Los Angeles est un rêve. Un beau rêve heureux et visionnaire. Mais c'est aussi un rêve fragile et un cauchemar. La mégalopole, située entre le Pacifique, le désert et la montagne, inspire aussi bien le désir et l’envie que le mépris.
L.A., c'est à la fois des plages de rêve, des vallées profondes, des couchers de soleil magiques, du glamour et de l'énergie vibrante, mais aussi des bouchons, du chaos, de la pauvreté, de l'égocentrisme et la superficialité du monde des paillettes. Sur la côte ouest de la Californie du Sud, tout est possible : aussi bien les success stories incroyables que les dégringolades et les échecs cuisants. Tout est en mouvement. Certains arrivent, tandis que d'autres s’en vont. Les jours se suivent et ne se ressemblent pas. Innovations, nouveautés, tendances et engouements éphémères se disputent la vedette dans une ville qui paraît détendue et cool au premier abord. Pourtant, la vérité est toute autre.
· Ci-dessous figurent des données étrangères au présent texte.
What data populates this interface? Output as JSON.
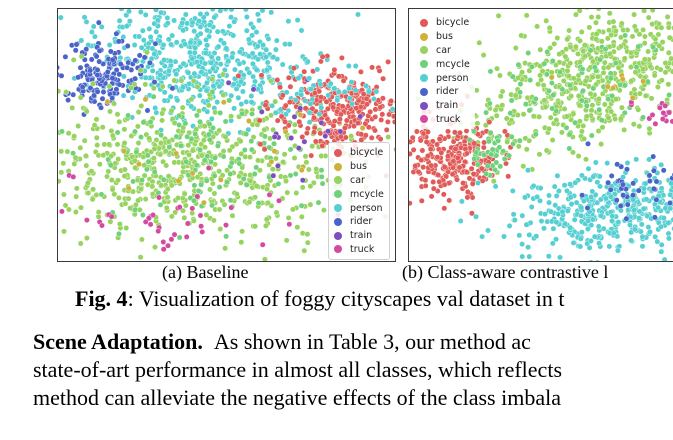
{
  "figure": {
    "legend": [
      {
        "label": "bicycle",
        "color": "#e05a57"
      },
      {
        "label": "bus",
        "color": "#cfb13a"
      },
      {
        "label": "car",
        "color": "#96d35f"
      },
      {
        "label": "mcycle",
        "color": "#6fd27a"
      },
      {
        "label": "person",
        "color": "#55cfd1"
      },
      {
        "label": "rider",
        "color": "#4a63c8"
      },
      {
        "label": "train",
        "color": "#7b4fbf"
      },
      {
        "label": "truck",
        "color": "#d34aa0"
      }
    ],
    "subfig_a_caption": "(a) Baseline",
    "subfig_b_caption": "(b) Class-aware contrastive l",
    "caption_label": "Fig. 4",
    "caption_text": ": Visualization of foggy cityscapes val dataset in t"
  },
  "paragraph": {
    "heading": "Scene Adaptation.",
    "line1_rest": "As shown in Table 3, our method ac",
    "line2": "state-of-art performance in almost all classes, which reflects",
    "line3": "method can alleviate the negative effects of the class imbala"
  }
}
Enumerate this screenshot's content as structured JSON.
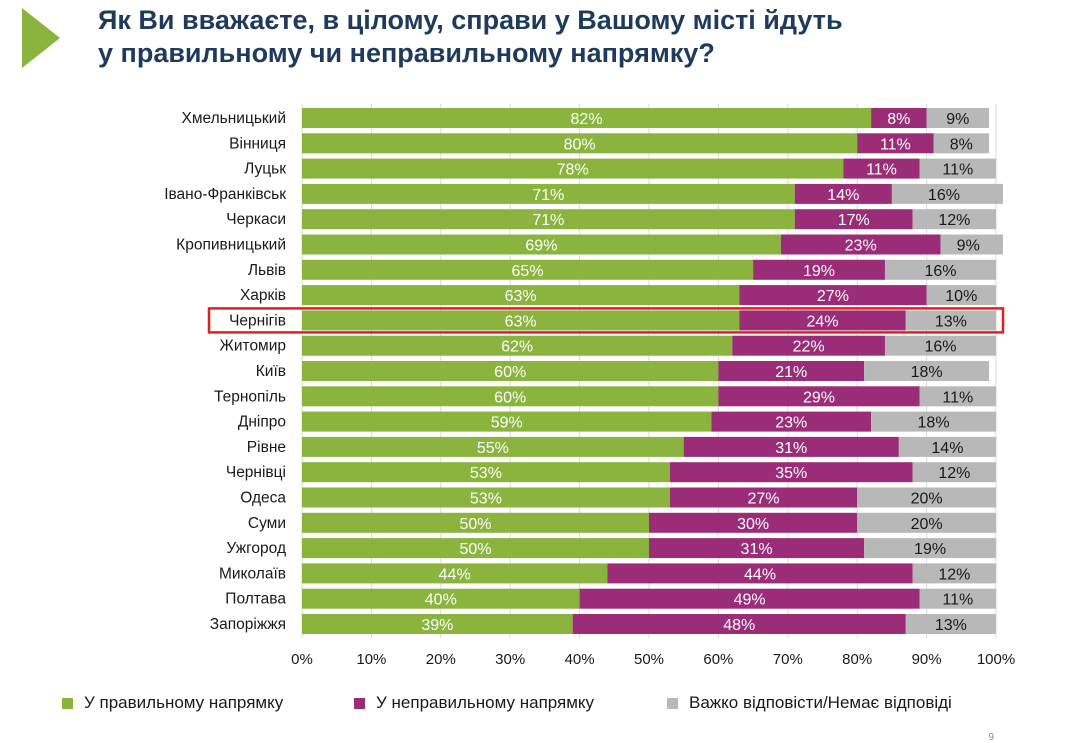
{
  "title": {
    "line1": "Як Ви вважаєте, в цілому, справи у Вашому місті йдуть",
    "line2": "у правильному чи неправильному напрямку?"
  },
  "chart_data": {
    "type": "bar",
    "orientation": "horizontal",
    "stacked": true,
    "title": "Як Ви вважаєте, в цілому, справи у Вашому місті йдуть у правильному чи неправильному напрямку?",
    "categories": [
      "Хмельницький",
      "Вінниця",
      "Луцьк",
      "Івано-Франківськ",
      "Черкаси",
      "Кропивницький",
      "Львів",
      "Харків",
      "Чернігів",
      "Житомир",
      "Київ",
      "Тернопіль",
      "Дніпро",
      "Рівне",
      "Чернівці",
      "Одеса",
      "Суми",
      "Ужгород",
      "Миколаїв",
      "Полтава",
      "Запоріжжя"
    ],
    "highlight": "Чернігів",
    "series": [
      {
        "name": "У правильному напрямку",
        "color": "#8bb43f",
        "values": [
          82,
          80,
          78,
          71,
          71,
          69,
          65,
          63,
          63,
          62,
          60,
          60,
          59,
          55,
          53,
          53,
          50,
          50,
          44,
          40,
          39
        ]
      },
      {
        "name": "У неправильному напрямку",
        "color": "#9b2d78",
        "values": [
          8,
          11,
          11,
          14,
          17,
          23,
          19,
          27,
          24,
          22,
          21,
          29,
          23,
          31,
          35,
          27,
          30,
          31,
          44,
          49,
          48
        ]
      },
      {
        "name": "Важко відповісти/Немає відповіді",
        "color": "#b8b8b8",
        "values": [
          9,
          8,
          11,
          16,
          12,
          9,
          16,
          10,
          13,
          16,
          18,
          11,
          18,
          14,
          12,
          20,
          20,
          19,
          12,
          11,
          13
        ]
      }
    ],
    "xlim": [
      0,
      100
    ],
    "xticks": [
      "0%",
      "10%",
      "20%",
      "30%",
      "40%",
      "50%",
      "60%",
      "70%",
      "80%",
      "90%",
      "100%"
    ],
    "grid": true,
    "legend_position": "bottom"
  },
  "colors": {
    "title": "#1f3b5c",
    "accent": "#8bb43f",
    "highlight_box": "#e02020"
  },
  "page_number": "9"
}
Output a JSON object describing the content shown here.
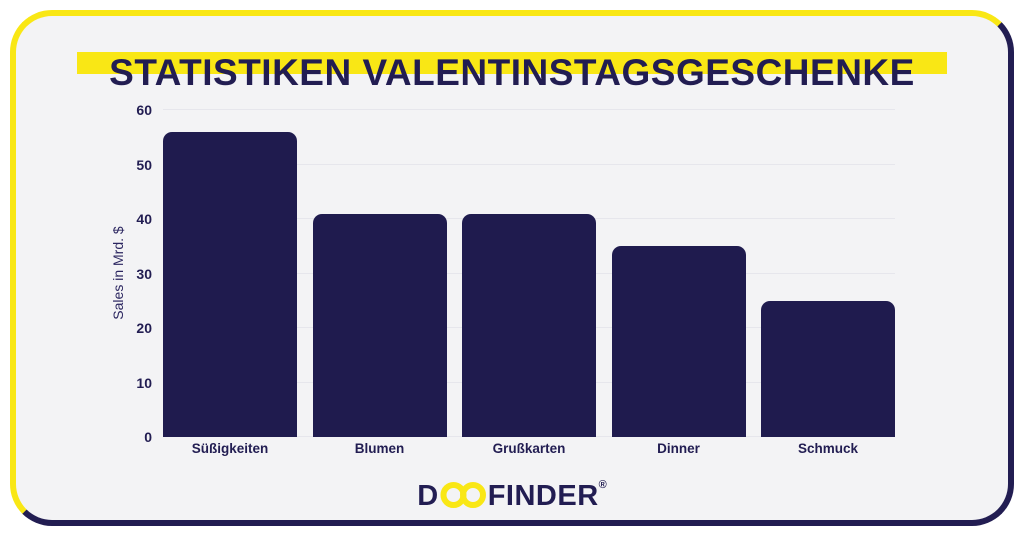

Je me réveille avec le soleil qui illumine les environs. Une lumière magique qui a attiré à l'époque l'industrie cinématographique. Dans le jardin, les grillons chantent et des oiseaux gazouillent. Le grondement de Sunset Boulevard parvient doucement jusqu'à moi. Le système d'alarme d'une voiture s'enclenche: wooouuuhhh, wooouuuhhh, wooouuuhhh. Ici, flore méditerranéenne et modernité urbaine sont étroitement imbriquées, comme une évidence. Los Angeles assouvit aussi bien l'aspiration d'une vie à la campagne que celle d'une vie citadine trépidante. Il fait encore froid, comme souvent à L.A. au petit jour, car les températures chutent de manière drastique une fois le soleil couché. Il va falloir attendre encore une heure ou deux avant qu'il fasse vraiment chaud. Je bois un jus de légumes fraîchement pressé – ici, on prône une vie saine – et regarde en contrebas, depuis la colline de Santa Monica, la multitude d'habitations qui étincelait la veille au soir de milliers de chaînes lumineuses enchevêtrées. Plus bas j’aperçois le Sunset Strip, là où les stars du rock jouent jusque tard dans la nuit au Sunset Marquis, au Whisky A-Go-Go, au Viper Room et au Rainbow Bar.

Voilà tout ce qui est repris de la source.